Purpose: To investigate the impact of drugs on the body weight of patients.
Methods: All the randomized controlled trials that evaluated the impact of medications on the body weight of patients were searched in various databases. Studies quantifying the impact of drugs on body weight when compared to placebo or any other treatment were considered for this review. Moreover, the quantitative synthesis of evidence was also performed by generating the forest plot.

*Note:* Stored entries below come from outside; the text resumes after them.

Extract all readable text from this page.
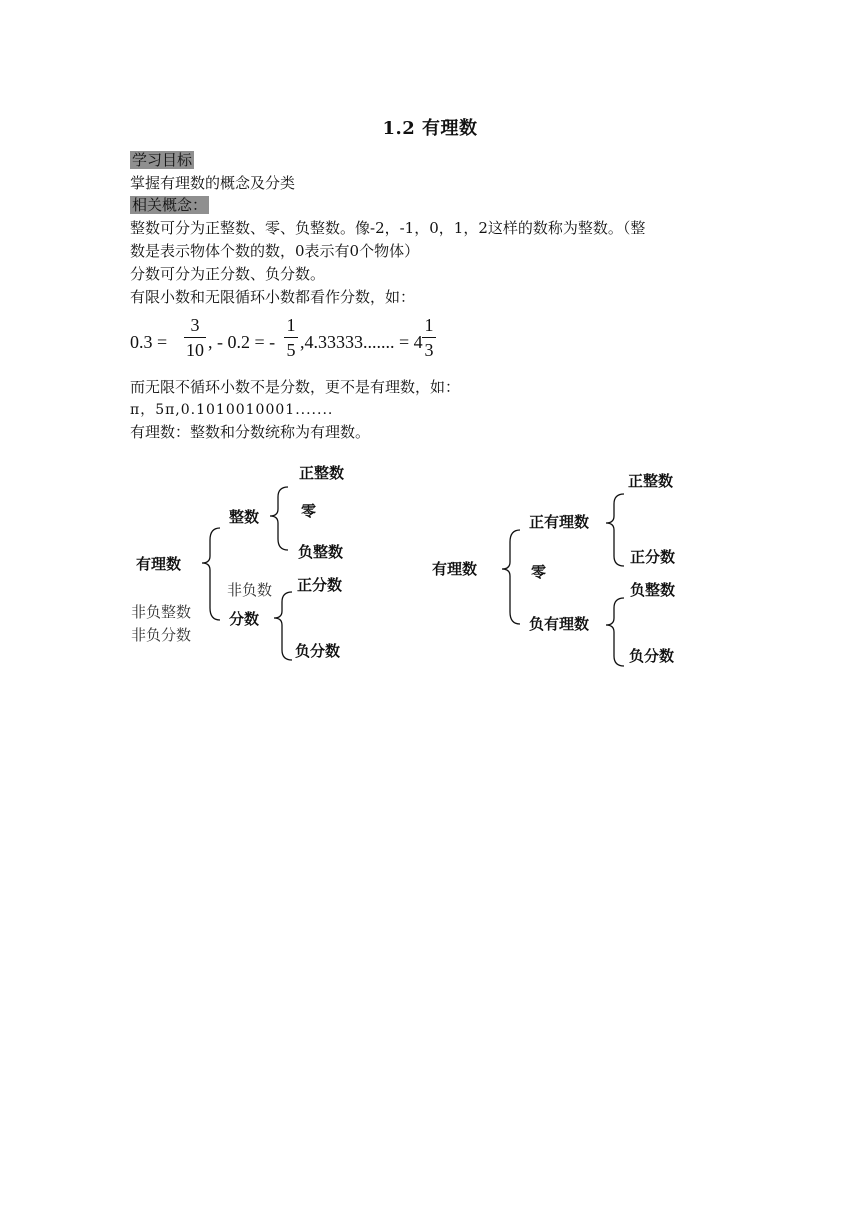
1.2 有理数
学习目标
掌握有理数的概念及分类
相关概念：
整数可分为正整数、零、负整数。像-2，-1，0，1，2这样的数称为整数。（整
数是表示物体个数的数，0表示有0个物体）
分数可分为正分数、负分数。
有限小数和无限循环小数都看作分数，如：
0.3 =
3
10 , - 0.2 = -
1
5 ,4.33333....... = 4
1
3
而无限不循环小数不是分数，更不是有理数，如：
π，5π,0.1010010001.......
有理数：整数和分数统称为有理数。
有理数
整数
分数
正整数
零
负整数
正分数
负分数
非负数
非负整数
非负分数
有理数
正有理数
零
负有理数
正整数
正分数
负整数
负分数
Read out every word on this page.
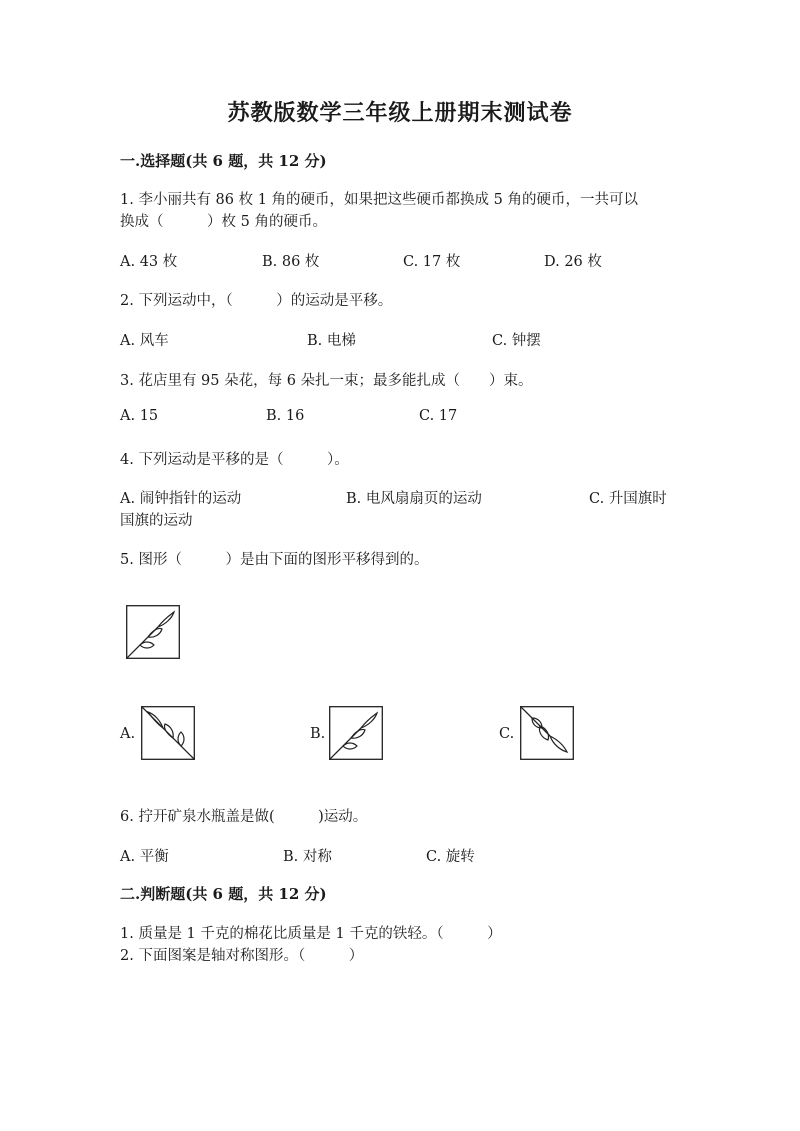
苏教版数学三年级上册期末测试卷
一.选择题(共 6 题，共 12 分)
1. 李小丽共有 86 枚 1 角的硬币，如果把这些硬币都换成 5 角的硬币，一共可以
换成（　　　）枚 5 角的硬币。
A. 43 枚	B. 86 枚	C. 17 枚	D. 26 枚
2. 下列运动中，（　　　）的运动是平移。
A. 风车	B. 电梯	C. 钟摆
3. 花店里有 95 朵花，每 6 朵扎一束；最多能扎成（　　）束。
A. 15	B. 16	C. 17
4. 下列运动是平移的是（　　　）。
A. 闹钟指针的运动	B. 电风扇扇页的运动	C. 升国旗时
国旗的运动
5. 图形（　　　）是由下面的图形平移得到的。
A.	B.	C.
6. 拧开矿泉水瓶盖是做(　　　)运动。
A. 平衡	B. 对称	C. 旋转
二.判断题(共 6 题，共 12 分)
1. 质量是 1 千克的棉花比质量是 1 千克的铁轻。（　　　）
2. 下面图案是轴对称图形。（　　　）
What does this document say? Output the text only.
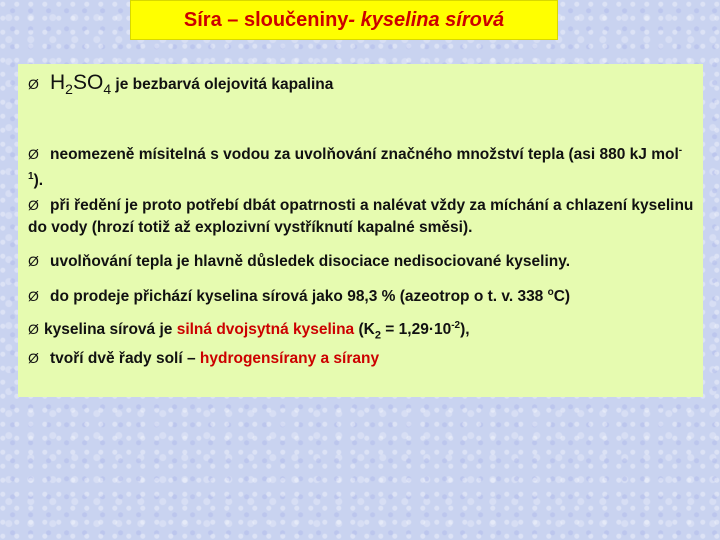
Síra – sloučeniny - kyselina sírová
Ø $H_2SO_4$ je bezbarvá olejovitá kapalina
Ø neomezeně mísitelná s vodou za uvolňování značného množství tepla (asi 880 kJ mol$^{-1}$).
Ø při ředění je proto potřebí dbát opatrnosti a nalévat vždy za míchání a chlazení kyselinu do vody (hrozí totiž až explozivní vystříknutí kapalné směsi).
Ø uvolňování tepla je hlavně důsledek disociace nedisociované kyseliny.
Ø do prodeje přichází kyselina sírová jako 98,3 % (azeotrop o t. v. 338 $^o$C)
Ø kyselina sírová je silná dvojsytná kyselina $(K_2 = 1,29\cdot 10^{-2})$,
Ø tvoří dvě řady solí – hydrogensírany a sírany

Results: A total of 20 studies involving 18,547 participants were included in the current review. Weight gains ranging from 0.5 to 2.6 kg were associated with the use of pioglitazone, espindolol, brexpiprazole, glimepiride and ezogabine while weight loss ranging from 1.1 to 12 kg was linked with the use of betahistine, naltrexone, bupropion, liraglutide, phentermine, topiramate, orlistat, zonisamide, duloxetine, semaglutide, metformin and linagliptin. The quantitative synthesis suggested that drugs can significantly reduce body weight by -0.53 kg (CI 95 % -1.01, -0.04, p < 0.04) when compared to standard treatment.
Conclusion: The findings of this review suggest substantial association of drugs and weight change during pharmacotherapy. Pioglitzone, brexpiprazole, espindolol, ezogabine and glimepiride cause weight gain while naltrexone, bupropion, betahistine, topiramate, phentermine, zonisamide, semaglutide, linagliptin, liraglutide, orlistat, duloxetine and metformin were associated with weight loss. Drug-induced changes in body weight might cause serious consequences and should be addressed before initiating treatment.